Pese las numerosas experiencias en las que ha sido posible superar la forma liberal de la
política, ésta se mantiene en un lugar hegemónico ya que los modos populares de hacer
no han conseguido trascender las coyunturas y lo local para instalarse como sentido
común de las organizaciones sociales populares.

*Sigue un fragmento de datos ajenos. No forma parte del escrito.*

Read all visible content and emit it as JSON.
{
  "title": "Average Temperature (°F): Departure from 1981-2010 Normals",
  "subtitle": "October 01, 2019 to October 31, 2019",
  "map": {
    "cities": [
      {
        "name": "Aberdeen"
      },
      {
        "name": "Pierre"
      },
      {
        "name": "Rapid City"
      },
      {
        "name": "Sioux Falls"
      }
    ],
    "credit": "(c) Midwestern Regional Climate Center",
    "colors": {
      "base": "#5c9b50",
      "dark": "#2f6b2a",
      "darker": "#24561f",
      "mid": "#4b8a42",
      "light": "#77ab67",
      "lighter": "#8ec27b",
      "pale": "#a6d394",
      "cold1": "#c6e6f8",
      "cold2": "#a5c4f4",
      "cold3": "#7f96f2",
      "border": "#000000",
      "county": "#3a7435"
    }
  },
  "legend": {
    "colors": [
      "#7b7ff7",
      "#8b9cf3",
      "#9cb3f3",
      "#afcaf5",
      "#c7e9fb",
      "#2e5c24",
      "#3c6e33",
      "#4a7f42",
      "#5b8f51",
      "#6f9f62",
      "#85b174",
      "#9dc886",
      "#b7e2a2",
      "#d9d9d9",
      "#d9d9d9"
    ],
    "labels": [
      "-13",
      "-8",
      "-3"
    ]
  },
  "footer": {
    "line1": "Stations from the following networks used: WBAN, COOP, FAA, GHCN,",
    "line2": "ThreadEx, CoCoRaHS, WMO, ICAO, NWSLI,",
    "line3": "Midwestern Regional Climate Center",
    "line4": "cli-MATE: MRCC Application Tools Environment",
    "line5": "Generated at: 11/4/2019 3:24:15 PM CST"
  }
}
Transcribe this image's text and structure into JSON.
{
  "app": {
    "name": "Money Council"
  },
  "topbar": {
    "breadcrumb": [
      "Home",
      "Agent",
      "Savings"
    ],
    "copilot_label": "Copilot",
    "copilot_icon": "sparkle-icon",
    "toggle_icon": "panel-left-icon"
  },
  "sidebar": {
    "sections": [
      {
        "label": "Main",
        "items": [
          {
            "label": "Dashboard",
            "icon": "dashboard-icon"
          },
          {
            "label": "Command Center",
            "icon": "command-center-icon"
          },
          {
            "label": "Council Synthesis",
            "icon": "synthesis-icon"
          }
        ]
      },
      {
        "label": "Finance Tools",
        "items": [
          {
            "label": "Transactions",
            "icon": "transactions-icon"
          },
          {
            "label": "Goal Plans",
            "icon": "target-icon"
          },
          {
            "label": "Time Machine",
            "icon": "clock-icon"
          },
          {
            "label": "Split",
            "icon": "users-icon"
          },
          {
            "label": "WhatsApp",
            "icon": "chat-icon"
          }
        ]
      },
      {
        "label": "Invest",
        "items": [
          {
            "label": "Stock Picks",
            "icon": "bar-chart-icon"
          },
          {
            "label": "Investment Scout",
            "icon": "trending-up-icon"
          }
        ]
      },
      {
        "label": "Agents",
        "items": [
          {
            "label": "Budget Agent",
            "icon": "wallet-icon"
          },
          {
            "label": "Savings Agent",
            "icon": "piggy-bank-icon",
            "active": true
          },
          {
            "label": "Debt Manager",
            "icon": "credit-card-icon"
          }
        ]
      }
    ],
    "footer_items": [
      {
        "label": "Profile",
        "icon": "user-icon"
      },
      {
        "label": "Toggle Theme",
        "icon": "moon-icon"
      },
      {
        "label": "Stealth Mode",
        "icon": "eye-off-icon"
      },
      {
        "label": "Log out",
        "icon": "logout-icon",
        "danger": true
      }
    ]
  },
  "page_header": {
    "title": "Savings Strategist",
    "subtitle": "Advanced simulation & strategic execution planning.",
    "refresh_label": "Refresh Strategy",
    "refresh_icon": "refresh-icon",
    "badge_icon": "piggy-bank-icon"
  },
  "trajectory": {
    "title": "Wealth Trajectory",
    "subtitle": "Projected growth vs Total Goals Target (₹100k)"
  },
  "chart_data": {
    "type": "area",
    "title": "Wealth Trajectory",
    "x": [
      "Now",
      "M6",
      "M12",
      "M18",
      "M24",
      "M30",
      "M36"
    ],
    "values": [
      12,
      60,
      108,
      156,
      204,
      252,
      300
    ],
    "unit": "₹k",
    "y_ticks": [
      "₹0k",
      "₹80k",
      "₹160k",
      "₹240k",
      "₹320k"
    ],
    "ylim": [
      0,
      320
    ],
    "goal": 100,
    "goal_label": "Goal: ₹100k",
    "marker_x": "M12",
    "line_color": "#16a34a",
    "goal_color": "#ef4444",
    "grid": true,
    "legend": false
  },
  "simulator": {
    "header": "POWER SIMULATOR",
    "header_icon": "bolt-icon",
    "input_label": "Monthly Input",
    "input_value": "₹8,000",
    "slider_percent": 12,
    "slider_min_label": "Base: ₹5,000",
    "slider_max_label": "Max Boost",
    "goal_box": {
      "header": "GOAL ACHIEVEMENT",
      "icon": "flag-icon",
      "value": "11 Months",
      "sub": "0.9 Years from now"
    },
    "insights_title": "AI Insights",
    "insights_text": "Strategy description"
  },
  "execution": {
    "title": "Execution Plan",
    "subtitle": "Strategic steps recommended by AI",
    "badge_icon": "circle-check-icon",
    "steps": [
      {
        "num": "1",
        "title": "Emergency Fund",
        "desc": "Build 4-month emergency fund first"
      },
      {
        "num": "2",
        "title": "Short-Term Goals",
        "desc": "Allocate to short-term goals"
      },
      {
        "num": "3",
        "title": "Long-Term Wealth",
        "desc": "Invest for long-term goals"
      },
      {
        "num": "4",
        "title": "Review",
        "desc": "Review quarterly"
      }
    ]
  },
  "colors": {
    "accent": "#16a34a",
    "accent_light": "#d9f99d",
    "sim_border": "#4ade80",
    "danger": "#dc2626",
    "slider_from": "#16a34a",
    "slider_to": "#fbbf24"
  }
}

La modalidad en que se salda la crisis de 2002, sin cuestionamientos a la lógica de
dominación política en tanto forma liberal, sumada al proceso de territorialización
posterior vinculado a las políticas públicas focalizadas, conforman -entre otros
elemento- rasgos particulares del vínculo entre gobierno y los sectores populares
organizados en la denominada hegemonía progresista. Las debilidades internas propias
y un contexto complejo y adverso por demás son parte de los elementos que
caracterizan el estado de las luchas sociales en Uruguay. Esto no implica la inexistencia
de conflictos. En los trabajadores formales, vinculados a salarios y condiciones de
trabajo, se dan en el marco de las instancias institucionalmente prefijadas, consejos de
salarios y negociación colectiva. En los sectores informales y menos organizados una
red de “apoyo” territorial que a la vez que es apropiada para la subsistencia, mantiene
los esfuerzos individuales y colectivos en lógicas políticas burocratizadas y mediadas
por gestores institucionales.
Sin embargo, también hay conflictos que son más o menos visibles, que de tanto en
tanto irrumpen. Así, el desafío para los movimientos y organizaciones continua
planteado en la necesidad de mayor protagonismo popular en la resolución de los
problemas cotidianos. En ensayar y potenciar otras formas de lo político mas allá de los
limites establecidos, inaugurando nuevos horizontes de imaginación política.